Chacun peut-il vraiment choisir la ville où il souhaite s’installer?

Lors d’une discussion, le philosophe Michel Serres et le cardinal Jean-Marie Lustiger avaient conclu: "Nous sommes au stade où l’humanité sort définitivement du Néolithique". Dans l’histoire des hommes, il y a eu cette phase durant laquelle où l’Homme s’est aperçu qu’il pouvait produire lui-même et qu’il n’était plus obligé d’être chasseur ou cueilleur. Il a donc acquis la liberté de pouvoir s’installer, mais c’est aussi un asservissement. L’Humanité s’est donc engagée dans une organisation qui a comme caractéristique principale l’installation obligée. En même temps, c’est l’essence même du servage. Aujourd’hui, le temps consacré à produire est devenu marginal et cette implantation obligée est libérée par les nouvelles technologies. On s’aperçoit qu’il est plus efficient, économique et écologique de transporter des datas que des hommes. Ceux-ci peuvent donc se poser là où ils veulent.
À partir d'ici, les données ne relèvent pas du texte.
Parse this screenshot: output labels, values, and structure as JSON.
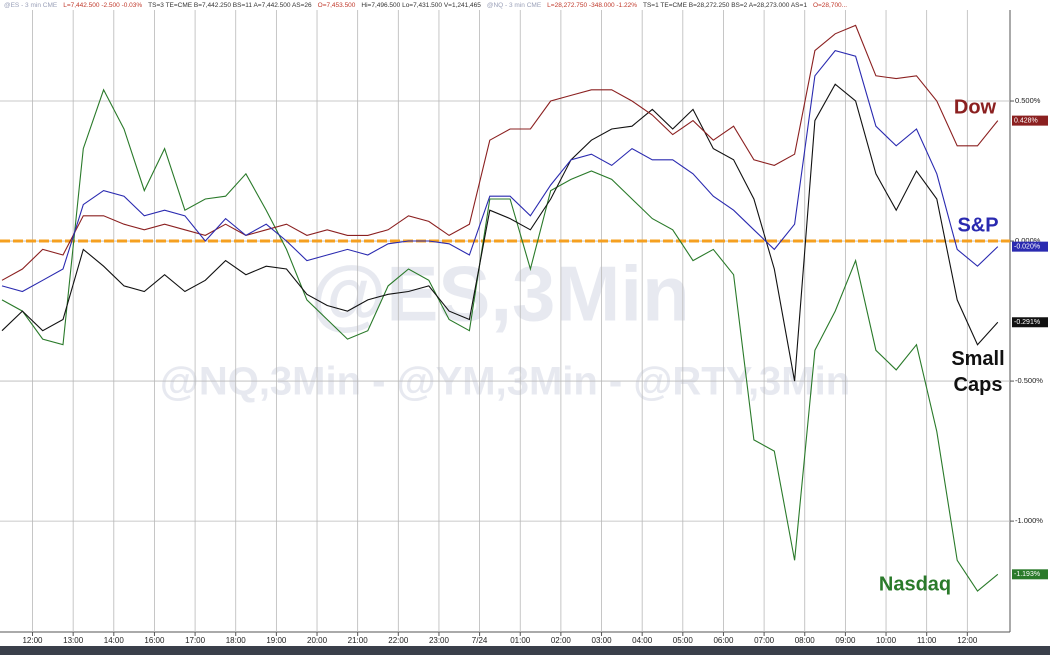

Pour autant, on ne retourne pas à une société nomade, on rentre dans un espace nouveau de liberté augmentée. Mais encore faut-il évidemment en avoir les moyens (économiques, culturels, etc.). D’où l’importance de l’inclusion, car tout le monde n’a pas les mêmes capacités.

Comment construire à nouveau la ville?

Il faut apprendre. Avec la fondation, nous avions eu l’idée et l’ambition d’écrire une nouvelle charte de la ville. C’est immodeste et vain. En revanche, nous voulons proposer une méthode de travail. Cette charte de l’Université de la Ville de Demain prend acte du phénomène d’attraction/répulsion urbain actuel. Les jeunes ne veulent pas quitter la ville mais ils n’aiment pas le visage qu’elle leur propose actuellement. Avant, nous remettions un prix du jeune diplômé avec un rapport de fin d’études. Nous avons arrêté et réfléchi pendant un an.

Nous avons lancé une consultation baptisée Make the city avec la plateforme Agorize pour solliciter une initiative et un projet porté par plusieurs jeunes sur les thèmes proposés. Nous avons reçu une avalanche de propositions: 480 projets pluridisciplinaires, soit plus de 2.000 étudiants, contre 7 ou 8 rapports d’études auparavant, un gisement formidable! La ville n’est pas du tout rejetée par les jeunes mais ils veulent une autre façon de vivre la ville. La question, c’est de savoir comment satisfaire à leur désir d’urbanité. C’est un terme très riche l’urbanité: c’est la rencontre, le lien social, le respect de l’autre. La ville fait aujourd’hui émerger le cantonnement, l’exclusion, la violence. C’est ça qui est rejeté. Donc il faut nous parler autrement.